Dans une vidéo choc, le Général Actor, ancien commandant séparatiste, apparaît en larmes, témoignant du désarroi de centaines de combattants ralliés à la paix, mais bloqués hors du Cameroun après avoir déposé les armes. Selon le Dr Success Nkongh, médiateur sur le terrain, ces hommes – qui entonnent spontanément l’hymne national camerounais en signe de ralliement – auraient été « abandonnés » et leur retour empêché en raison d’un sabotage attribué à Ferdinand Ngoh Ngoh. L’auteur du récit, qui dit avoir risqué sa vie pour convaincre ces ex-rebelles, dénonce un processus de paix compromis malgré l’accord initial du chef de l’État. Un témoignage accablant qui soulève des questions sur les coulisses de la réconciliation au Cameroun.
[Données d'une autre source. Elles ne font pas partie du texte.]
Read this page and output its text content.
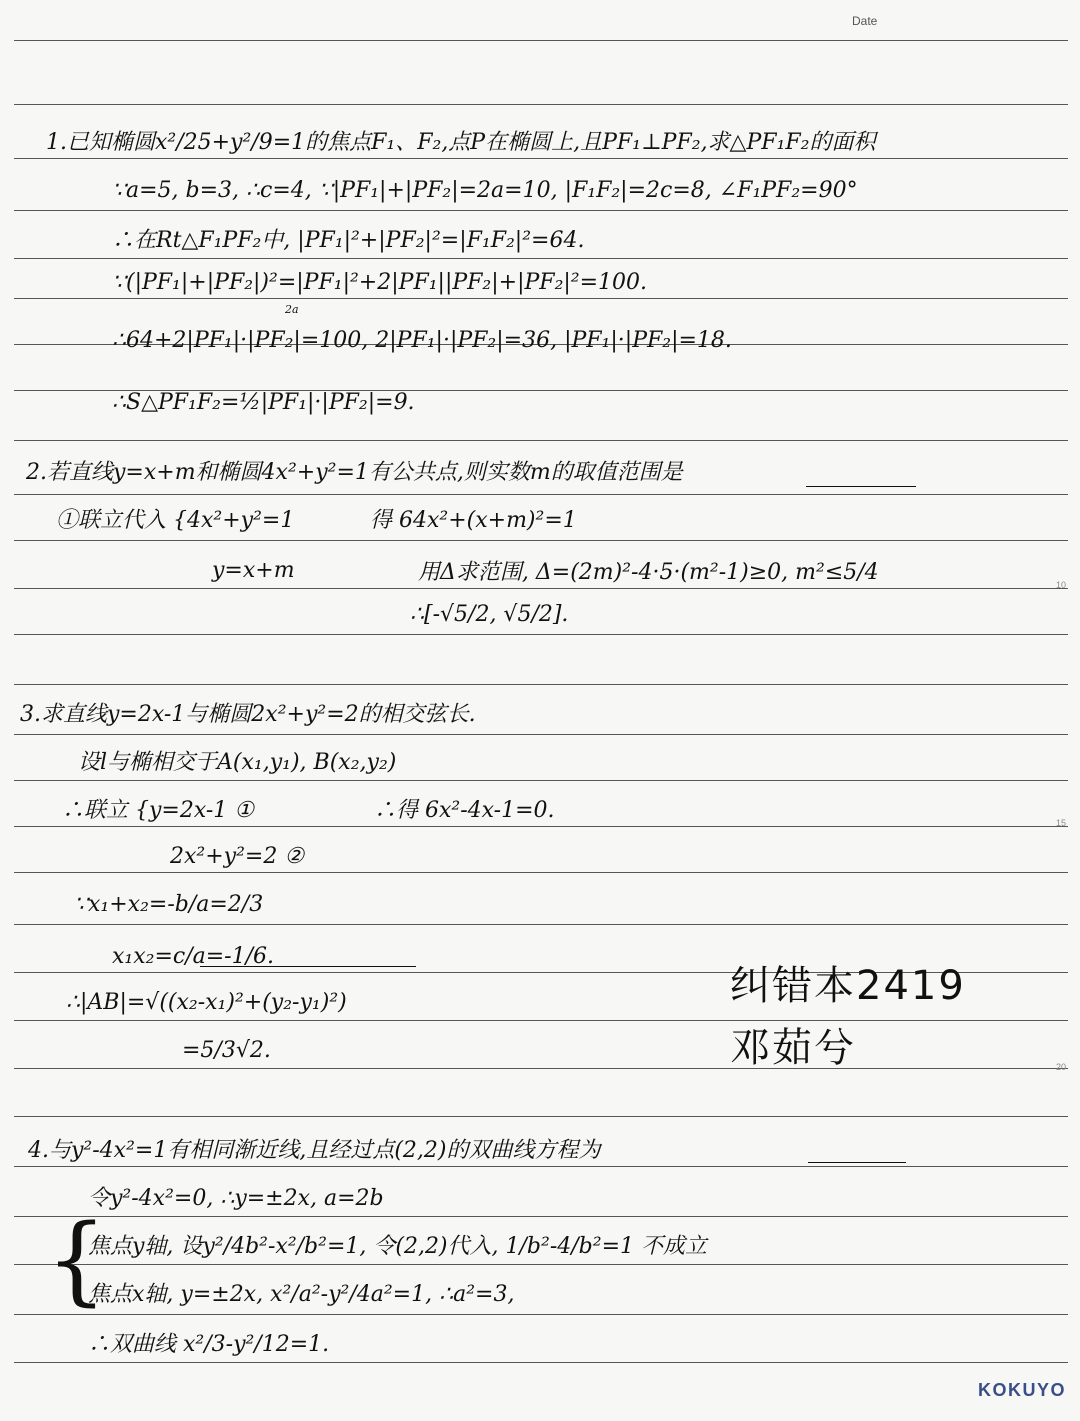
Date
10
15
20
1.已知椭圆x²/25+y²/9=1的焦点F₁、F₂,点P在椭圆上,且PF₁⊥PF₂,求△PF₁F₂的面积
∵a=5, b=3, ∴c=4, ∵|PF₁|+|PF₂|=2a=10, |F₁F₂|=2c=8, ∠F₁PF₂=90°
∴在Rt△F₁PF₂中, |PF₁|²+|PF₂|²=|F₁F₂|²=64.
∵(|PF₁|+|PF₂|)²=|PF₁|²+2|PF₁||PF₂|+|PF₂|²=100.
2a
∴64+2|PF₁|·|PF₂|=100, 2|PF₁|·|PF₂|=36, |PF₁|·|PF₂|=18.
∴S△PF₁F₂=½|PF₁|·|PF₂|=9.
2.若直线y=x+m和椭圆4x²+y²=1有公共点,则实数m的取值范围是
①联立代入 {4x²+y²=1
y=x+m
得 64x²+(x+m)²=1
用Δ求范围, Δ=(2m)²-4·5·(m²-1)≥0, m²≤5/4
∴[-√5/2, √5/2].
3.求直线y=2x-1与椭圆2x²+y²=2的相交弦长.
设l与椭相交于A(x₁,y₁), B(x₂,y₂)
∴联立 {y=2x-1 ①
2x²+y²=2 ②
∴得 6x²-4x-1=0.
∵x₁+x₂=-b/a=2/3
x₁x₂=c/a=-1/6.
∴|AB|=√((x₂-x₁)²+(y₂-y₁)²)
=5/3√2.
纠错本2419
邓茹兮
4.与y²-4x²=1有相同渐近线,且经过点(2,2)的双曲线方程为
令y²-4x²=0, ∴y=±2x, a=2b
{
焦点y轴, 设y²/4b²-x²/b²=1, 令(2,2)代入, 1/b²-4/b²=1 不成立
焦点x轴, y=±2x, x²/a²-y²/4a²=1, ∴a²=3,
∴双曲线 x²/3-y²/12=1.
KOKUYO
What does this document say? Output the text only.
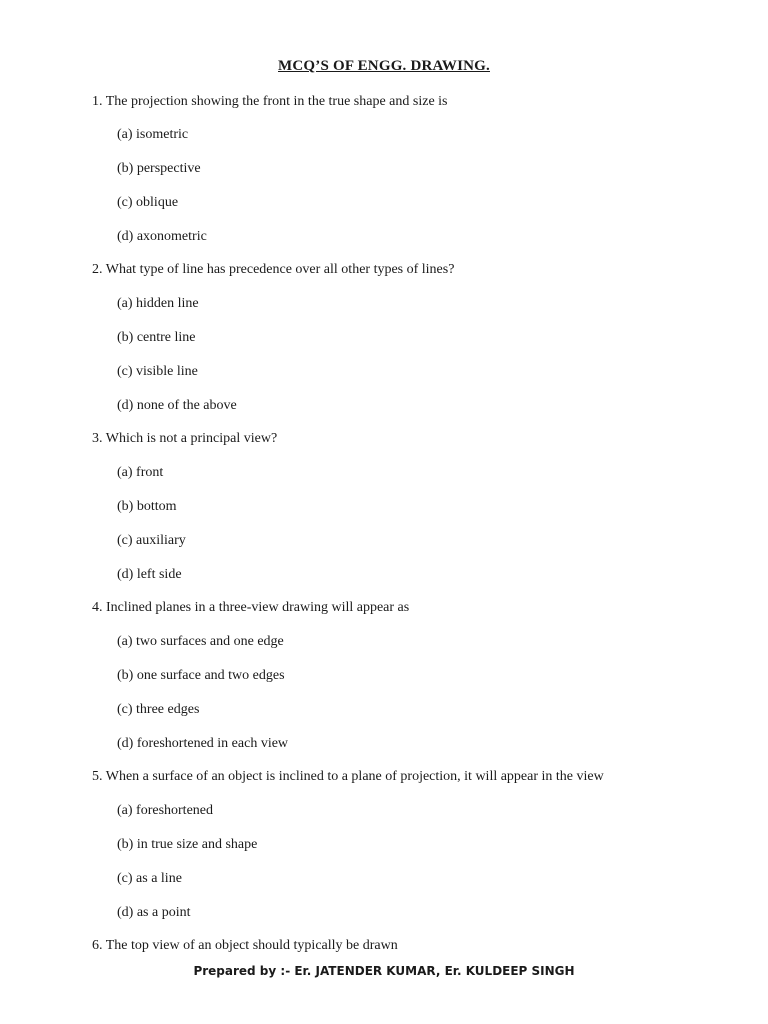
MCQ’S OF ENGG. DRAWING.
1. The projection showing the front in the true shape and size is
(a) isometric
(b) perspective
(c) oblique
(d) axonometric
2. What type of line has precedence over all other types of lines?
(a) hidden line
(b) centre line
(c) visible line
(d) none of the above
3. Which is not a principal view?
(a) front
(b) bottom
(c) auxiliary
(d) left side
4. Inclined planes in a three-view drawing will appear as
(a) two surfaces and one edge
(b) one surface and two edges
(c) three edges
(d) foreshortened in each view
5. When a surface of an object is inclined to a plane of projection, it will appear in the view
(a) foreshortened
(b) in true size and shape
(c) as a line
(d) as a point
6. The top view of an object should typically be drawn
Prepared by :- Er. JATENDER KUMAR, Er. KULDEEP SINGH
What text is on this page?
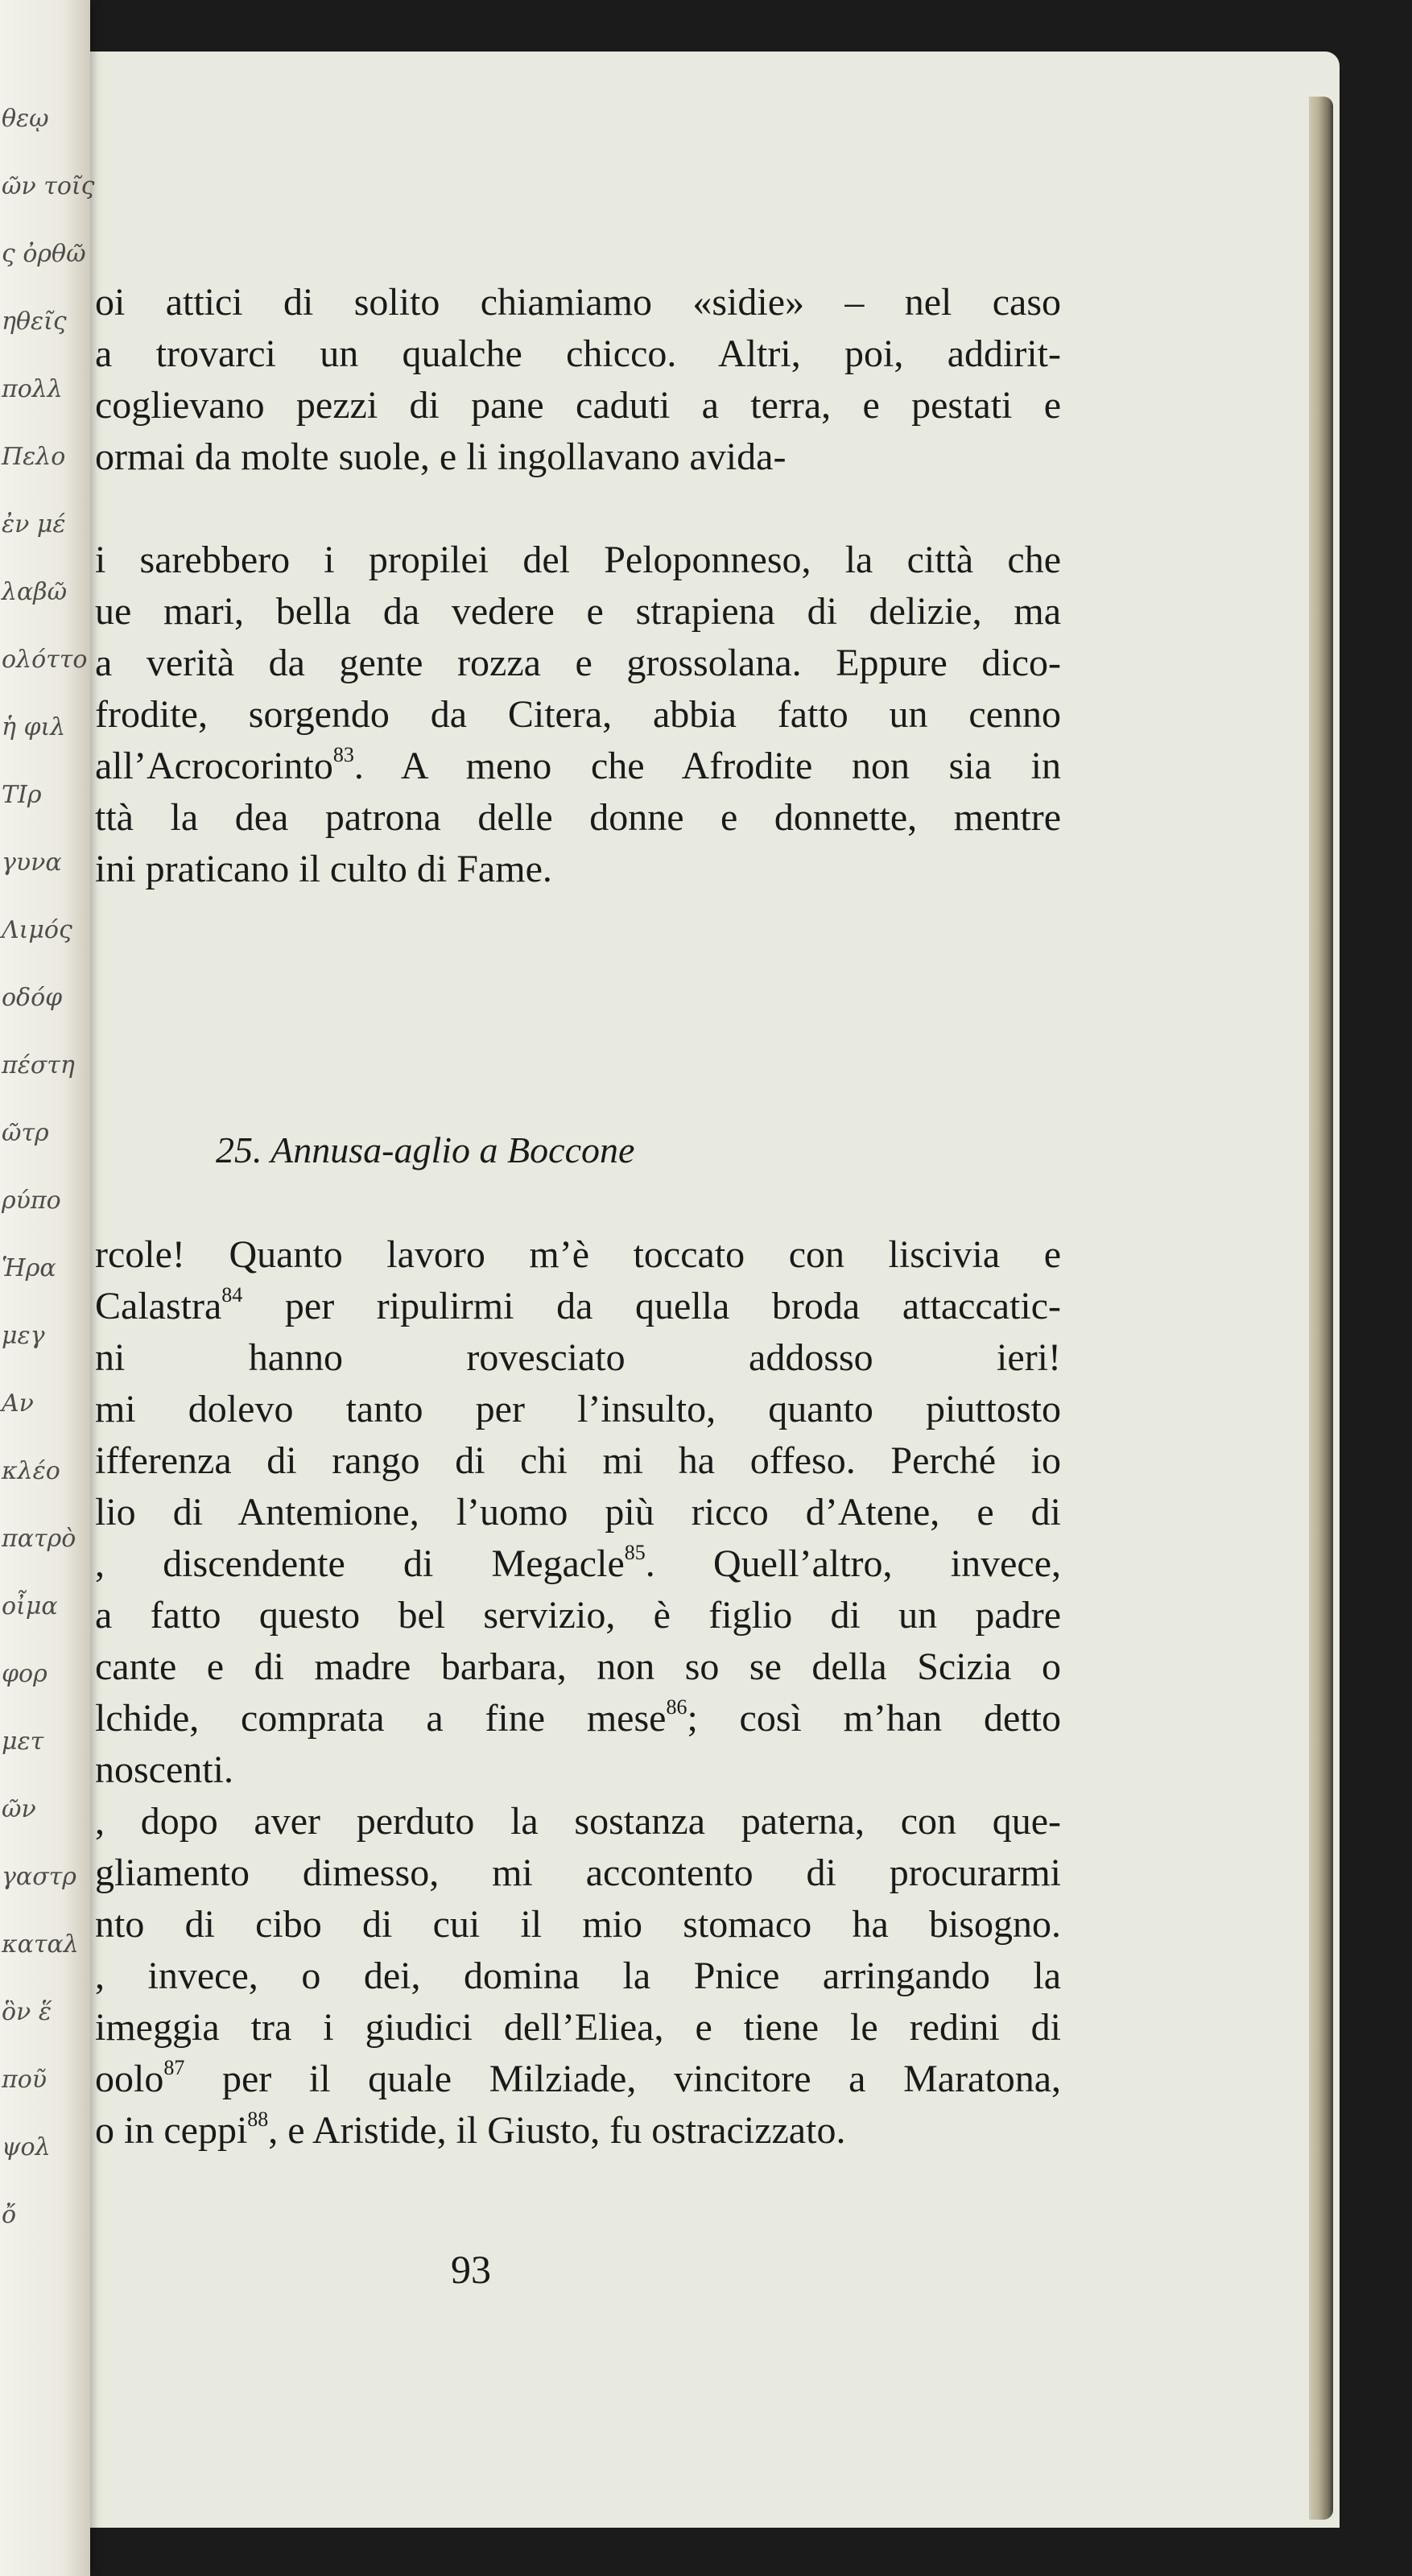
θεῳ
ῶν τοῖς
ς ὀρθῶ
ηθεῖς
πολλ
Πελο
ἐν μέ
λαβῶ
ολόττο
ἡ φιλ
ΤΙρ
γυνα
Λιμός
οδόφ
πέστη
ῶτρ
ρύπο
Ἡρα
μεγ
Αν
κλέο
πατρὸ
οἶμα
φορ
μετ
ῶν
γαστρ
καταλ
ὃν ἕ
ποῦ
ψολ
ὄ
oi attici di solito chiamiamo «sidie» – nel caso
a trovarci un qualche chicco. Altri, poi, addirit-
coglievano pezzi di pane caduti a terra, e pestati e
ormai da molte suole, e li ingollavano avida-
i sarebbero i propilei del Peloponneso, la città che
ue mari, bella da vedere e strapiena di delizie, ma
a verità da gente rozza e grossolana. Eppure dico-
frodite, sorgendo da Citera, abbia fatto un cenno
all’Acrocorinto$^{83}$. A meno che Afrodite non sia in
ttà la dea patrona delle donne e donnette, mentre
ini praticano il culto di Fame.
25. Annusa-aglio a Boccone
rcole! Quanto lavoro m’è toccato con liscivia e
Calastra$^{84}$ per ripulirmi da quella broda attaccatic-
ni hanno rovesciato addosso ieri!
mi dolevo tanto per l’insulto, quanto piuttosto
ifferenza di rango di chi mi ha offeso. Perché io
lio di Antemione, l’uomo più ricco d’Atene, e di
, discendente di Megacle$^{85}$. Quell’altro, invece,
a fatto questo bel servizio, è figlio di un padre
cante e di madre barbara, non so se della Scizia o
lchide, comprata a fine mese$^{86}$; così m’han detto
noscenti.
, dopo aver perduto la sostanza paterna, con que-
gliamento dimesso, mi accontento di procurarmi
nto di cibo di cui il mio stomaco ha bisogno.
, invece, o dei, domina la Pnice arringando la
imeggia tra i giudici dell’Eliea, e tiene le redini di
oolo$^{87}$ per il quale Milziade, vincitore a Maratona,
o in ceppi$^{88}$, e Aristide, il Giusto, fu ostracizzato.
93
Dans cette vidéo, le Général Actor était littéralement en larmes. Il expliquait que des centaines de combattants que j’avais rassemblés pour la cause de la paix avaient attendu pendant longtemps et étaient désormais fatigués d’attendre. Ils voulaient simplement être ramenés chez eux, sur la terre de leurs ancêtres, afin de pouvoir travailler pour la paix.
Mais ils ont été laissés sur place. Ils ont été abandonnés à ma charge, parce que, Ferdinand Ngoh Ngoh avait saboté la mission. Je vous ai déjà raconté cette histoire par le passé ; aujourd’hui, je vous présente cette vidéo comme un élément venant appuyer mon récit.
Ces combattants se sont donc retrouvés bloqués, sans possibilité de rentrer au Cameroun dans le cadre du processus de paix.
À ce moment-là, après une si longue attente, beaucoup étaient profondément frustrés et découragés. Certains étaient confrontés à un véritable dilemme. Malgré tout, la majorité gardait encore espoir et attendait que la mission puisse reprendre et aboutir.
Regardez bien : voir un combattant ambazonien chanter l’hymne national camerounais est extrêmement significatif. Cela montre le changement qui s’était opéré en lui. Voir ces hommes chanter l’hymne du Cameroun signifiait qu’ils avaient choisi de tourner la page de l’Ambazonie et d’embrasser la paix ainsi qu’un Cameroun uni et indivisible.
C’est pour obtenir ce résultat que nous avons travaillé et fait d’énormes sacrifices. J’ai risqué ma vie. Au cours de mes démarches pour convaincre certains de ces combattants, j’ai été kidnappé par certains d’entre eux et j’ai échappé à des tentatives contre ma vie, parce que certains me considéraient comme une menace pour leur projet d’indépendance.
Et après tous ces efforts pour convaincre ces hommes de déposer les armes, Ferdinand Ngoh Ngoh a fait obstacle à leur retour au Cameroun et a saboté le processus de paix.
Voilà pourquoi, lorsque je parle de Ferdinand Ngoh Ngoh, je parle à partir de mon expérience et non sous le coup de l’émotion. J’affirme disposer de faits et d’éléments concrets sur le terrain pour étayer ce que je raconte.
Lorsque vous entendez ces combattants remercier le chef de l’État et adresser leurs vœux au Président de la République, ce ne sont pas des paroles que j’avais mises dans leur bouche. Ils le faisaient parce que, le Président avait donné son accord pour cette mission.
La mission avançait normalement et ces hommes espéraient rentrer au Cameroun pour participer à la paix. Ferdinand Ngoh Ngoh a saboté le processus, compromettant ainsi les efforts que nous avions consentis pour ramener durablement la paix dans les régions anglophones du Cameroun.